The age of the house? Joseph Keeler sold Reid Lots 60 and 61 to Robert Leith for $180 in 1866, and it passed from the Leith family to Marietta McCullough in 1879 for $925. This more than 5-fold increase certainly suggests that some improvement (a house?) happened in the intervening years. McCullough sold the property to Ambrose Male in 1880 for $900 and Charles Male got it from his mother’s estate for $485 in 1894. Certainly no indication of improvement in that time. Interestingly, William Coxall bought Reid Lot 60 for only $150 in 1896. This suggests that there was no house there at the time and that if the increase in price of the combined Reid lots during the Leith years may have resulted from a house built on Lot 61, which no longer exists. Coxall would then have bought the unoccupied half of Charles Male’s property. Frederick Philp got Lot 60 from Coxall’s estate in 1903 for $640, a 4-fold jump in price that might suggest the construction of a house. Philp sold the property in 1905 to Wallace Cochrane for $1100, twice the amount he had bought it for. If price increases indicate house construction, it is more likely that Coxall built the house sometime between 1896 and 1903 than that Philp built it between 1903 and 1905. Philp may have doubled his money because he got the property at below its market value when he got it from the estate of a family member (his brother’s father-in-law).

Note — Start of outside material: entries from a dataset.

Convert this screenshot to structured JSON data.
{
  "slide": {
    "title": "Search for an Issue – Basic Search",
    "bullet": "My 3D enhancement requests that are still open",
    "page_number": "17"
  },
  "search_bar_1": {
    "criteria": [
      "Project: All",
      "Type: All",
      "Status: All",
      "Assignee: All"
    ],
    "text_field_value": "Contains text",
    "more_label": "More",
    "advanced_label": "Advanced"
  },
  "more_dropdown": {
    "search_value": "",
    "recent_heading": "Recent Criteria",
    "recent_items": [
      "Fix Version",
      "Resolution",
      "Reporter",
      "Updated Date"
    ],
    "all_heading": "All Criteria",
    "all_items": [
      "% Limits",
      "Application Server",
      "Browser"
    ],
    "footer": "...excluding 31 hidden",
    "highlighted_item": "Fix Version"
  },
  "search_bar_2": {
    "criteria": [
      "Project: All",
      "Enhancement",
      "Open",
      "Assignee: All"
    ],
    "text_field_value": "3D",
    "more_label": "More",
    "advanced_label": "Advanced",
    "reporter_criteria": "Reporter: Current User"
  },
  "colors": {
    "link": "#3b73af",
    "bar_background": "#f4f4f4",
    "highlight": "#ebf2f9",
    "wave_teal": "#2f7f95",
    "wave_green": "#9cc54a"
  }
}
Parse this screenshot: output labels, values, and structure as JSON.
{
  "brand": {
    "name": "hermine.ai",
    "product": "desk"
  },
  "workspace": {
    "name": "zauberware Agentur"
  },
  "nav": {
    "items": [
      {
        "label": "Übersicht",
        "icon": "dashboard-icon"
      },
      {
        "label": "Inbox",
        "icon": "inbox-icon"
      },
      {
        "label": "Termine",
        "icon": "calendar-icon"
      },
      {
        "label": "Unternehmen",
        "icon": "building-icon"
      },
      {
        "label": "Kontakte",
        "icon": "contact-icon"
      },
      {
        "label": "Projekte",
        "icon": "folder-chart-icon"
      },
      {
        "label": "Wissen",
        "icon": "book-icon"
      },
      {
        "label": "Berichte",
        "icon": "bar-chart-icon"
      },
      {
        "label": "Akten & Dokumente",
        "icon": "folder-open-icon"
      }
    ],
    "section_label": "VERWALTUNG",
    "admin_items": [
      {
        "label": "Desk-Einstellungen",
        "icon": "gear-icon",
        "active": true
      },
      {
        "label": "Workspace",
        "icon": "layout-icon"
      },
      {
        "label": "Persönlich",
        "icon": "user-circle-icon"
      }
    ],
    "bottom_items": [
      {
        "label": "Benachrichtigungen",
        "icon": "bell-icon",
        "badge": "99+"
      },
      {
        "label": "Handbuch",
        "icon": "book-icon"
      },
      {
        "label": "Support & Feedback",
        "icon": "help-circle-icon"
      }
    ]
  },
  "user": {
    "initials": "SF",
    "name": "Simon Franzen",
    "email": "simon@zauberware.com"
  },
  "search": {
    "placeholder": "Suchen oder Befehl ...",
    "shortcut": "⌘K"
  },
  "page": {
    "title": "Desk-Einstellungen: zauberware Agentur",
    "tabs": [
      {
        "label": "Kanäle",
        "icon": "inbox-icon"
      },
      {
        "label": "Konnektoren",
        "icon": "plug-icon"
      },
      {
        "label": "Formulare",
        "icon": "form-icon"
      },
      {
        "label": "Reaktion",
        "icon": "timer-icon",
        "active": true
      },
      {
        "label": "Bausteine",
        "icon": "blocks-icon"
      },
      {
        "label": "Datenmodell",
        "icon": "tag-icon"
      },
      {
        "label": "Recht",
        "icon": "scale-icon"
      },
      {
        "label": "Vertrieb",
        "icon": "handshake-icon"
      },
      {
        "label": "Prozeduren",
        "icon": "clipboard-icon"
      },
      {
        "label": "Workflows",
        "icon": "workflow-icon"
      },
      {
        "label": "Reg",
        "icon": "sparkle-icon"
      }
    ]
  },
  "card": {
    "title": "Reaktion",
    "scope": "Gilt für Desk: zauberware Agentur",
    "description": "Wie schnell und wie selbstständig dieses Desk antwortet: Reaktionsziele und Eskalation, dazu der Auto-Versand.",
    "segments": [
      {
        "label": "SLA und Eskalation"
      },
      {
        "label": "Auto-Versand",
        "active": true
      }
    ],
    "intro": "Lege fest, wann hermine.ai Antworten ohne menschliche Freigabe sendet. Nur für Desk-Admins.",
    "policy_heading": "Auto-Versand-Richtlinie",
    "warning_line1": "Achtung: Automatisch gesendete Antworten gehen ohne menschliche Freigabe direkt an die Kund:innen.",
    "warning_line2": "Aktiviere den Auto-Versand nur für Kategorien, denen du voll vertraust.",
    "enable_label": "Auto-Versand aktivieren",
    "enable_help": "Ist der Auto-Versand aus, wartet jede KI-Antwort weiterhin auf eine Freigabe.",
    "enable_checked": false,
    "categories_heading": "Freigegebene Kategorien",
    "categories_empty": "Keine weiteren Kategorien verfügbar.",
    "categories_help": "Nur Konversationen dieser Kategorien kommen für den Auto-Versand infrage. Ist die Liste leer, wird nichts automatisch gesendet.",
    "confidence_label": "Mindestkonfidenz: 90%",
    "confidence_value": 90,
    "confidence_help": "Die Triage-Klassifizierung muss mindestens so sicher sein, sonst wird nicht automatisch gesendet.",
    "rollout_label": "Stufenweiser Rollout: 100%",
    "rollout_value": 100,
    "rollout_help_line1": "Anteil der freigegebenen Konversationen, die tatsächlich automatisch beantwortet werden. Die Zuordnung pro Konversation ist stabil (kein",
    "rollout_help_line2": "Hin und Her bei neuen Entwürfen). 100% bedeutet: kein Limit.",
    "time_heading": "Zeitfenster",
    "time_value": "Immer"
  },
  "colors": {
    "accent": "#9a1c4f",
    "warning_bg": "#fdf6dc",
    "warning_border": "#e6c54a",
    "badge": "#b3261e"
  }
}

Who lived there? William Coxall may have built the house, but he also owned other properties in town, so it is unknown if he lived there. Probably not because when he died in 1902, his address was on North Street. On the other hand, there is no reason to think that Frederick Philp lived elsewhere. He owned no other property in town except that he expanded his lot on Percy Street in 1904 by buying Reid Lot 59, immediately south of Lot 60. Although he sold Lot 60 in 1905, he retained lot 59 until 1935. Wallace Cochrane probably lived in the house: when he died his address was listed as Percy Street.